La circonstance qu’une atteinte à une liberté fondamentale, portée par une mesure administrative, serait avérée, n’est pas à elle seule de nature à caractériser l’existence d’une situation d’urgence justifiant l’intervention du juge des référés dans le très bref délai prévu par les dispositions de l’article L. 521-2 du code de justice administrative. La SCI Beauté 42, pour caractériser l’existence d’une telle situation, ne peut donc se borner à soutenir que le refus de concours de la force publique qui lui est opposé par la préfète de la Loire porte une atteinte grave et manifestement illégale à son droit de propriété. S’il est vrai que cette société fait également valoir que l’expulsion de M. A... du logement qu’il occupe sans droit ni titre doit être réalisée avant la trêve hivernale, cette circonstance est toutefois, par elle-même, sans incidence sur l’appréciation de la condition d’urgence, en l’absence de toute argumentation sur les raisons particulières qui imposeraient l’intervention du juge des référés du tribunal dans le très bref délai prévu par l’article L. 521-2 du code de justice administrative, notamment au regard de la situation financière de la société.

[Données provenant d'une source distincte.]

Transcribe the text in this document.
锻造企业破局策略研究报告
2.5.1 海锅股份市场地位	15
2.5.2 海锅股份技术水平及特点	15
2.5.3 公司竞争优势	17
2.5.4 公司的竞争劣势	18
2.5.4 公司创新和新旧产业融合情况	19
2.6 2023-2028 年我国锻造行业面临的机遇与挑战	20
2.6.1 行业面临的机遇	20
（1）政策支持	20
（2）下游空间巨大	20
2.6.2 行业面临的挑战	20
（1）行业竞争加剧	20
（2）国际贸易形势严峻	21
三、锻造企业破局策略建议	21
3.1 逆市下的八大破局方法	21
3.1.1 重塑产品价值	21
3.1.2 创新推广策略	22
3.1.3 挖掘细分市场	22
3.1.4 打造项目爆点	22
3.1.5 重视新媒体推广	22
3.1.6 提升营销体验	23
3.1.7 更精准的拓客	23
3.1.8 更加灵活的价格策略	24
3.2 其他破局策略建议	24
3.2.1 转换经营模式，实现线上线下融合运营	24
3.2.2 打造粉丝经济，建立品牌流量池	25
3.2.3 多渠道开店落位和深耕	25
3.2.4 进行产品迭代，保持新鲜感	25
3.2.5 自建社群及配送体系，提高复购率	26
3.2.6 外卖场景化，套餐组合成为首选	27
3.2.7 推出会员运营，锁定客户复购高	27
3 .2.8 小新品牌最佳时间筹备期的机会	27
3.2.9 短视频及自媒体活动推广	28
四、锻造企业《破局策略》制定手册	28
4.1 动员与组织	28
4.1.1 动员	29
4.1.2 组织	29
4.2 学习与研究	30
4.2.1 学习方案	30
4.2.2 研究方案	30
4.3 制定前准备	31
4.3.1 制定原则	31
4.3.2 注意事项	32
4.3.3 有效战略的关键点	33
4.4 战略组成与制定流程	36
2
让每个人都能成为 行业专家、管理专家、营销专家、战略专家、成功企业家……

Ainsi, la SCI Beauté 42 ne démontrant aucune urgence justifiant l’usage des pouvoirs que le juge des référés tient de l’article L. 521-2 précité du code de justice administrative, la requête doit être rejetée par application de l'article L. 522-3 précité du même code. Doivent être rejetées par voie de conséquence les conclusions présentées sur le fondement de l’article L. 761-1 du même code.


ORDONNE :


Article 1er : La requête de SCI Beauté 42 est rejetée.

Article 2 : La présente ordonnance sera notifiée à SCI Beauté 42.

Copie en sera adressée pour information à la préfète de la Loire.




Fait à Lyon le 29 octobre 2025.





Le juge des référés







J.-P. Chenevey




La République mande et ordonne au ministre de l’intérieur, en ce qui le concerne, ou à tous commissaires de justice à ce requis, en ce qui concerne les voies de droit commun contre les parties privées, de pourvoir à l'exécution de la présente décision.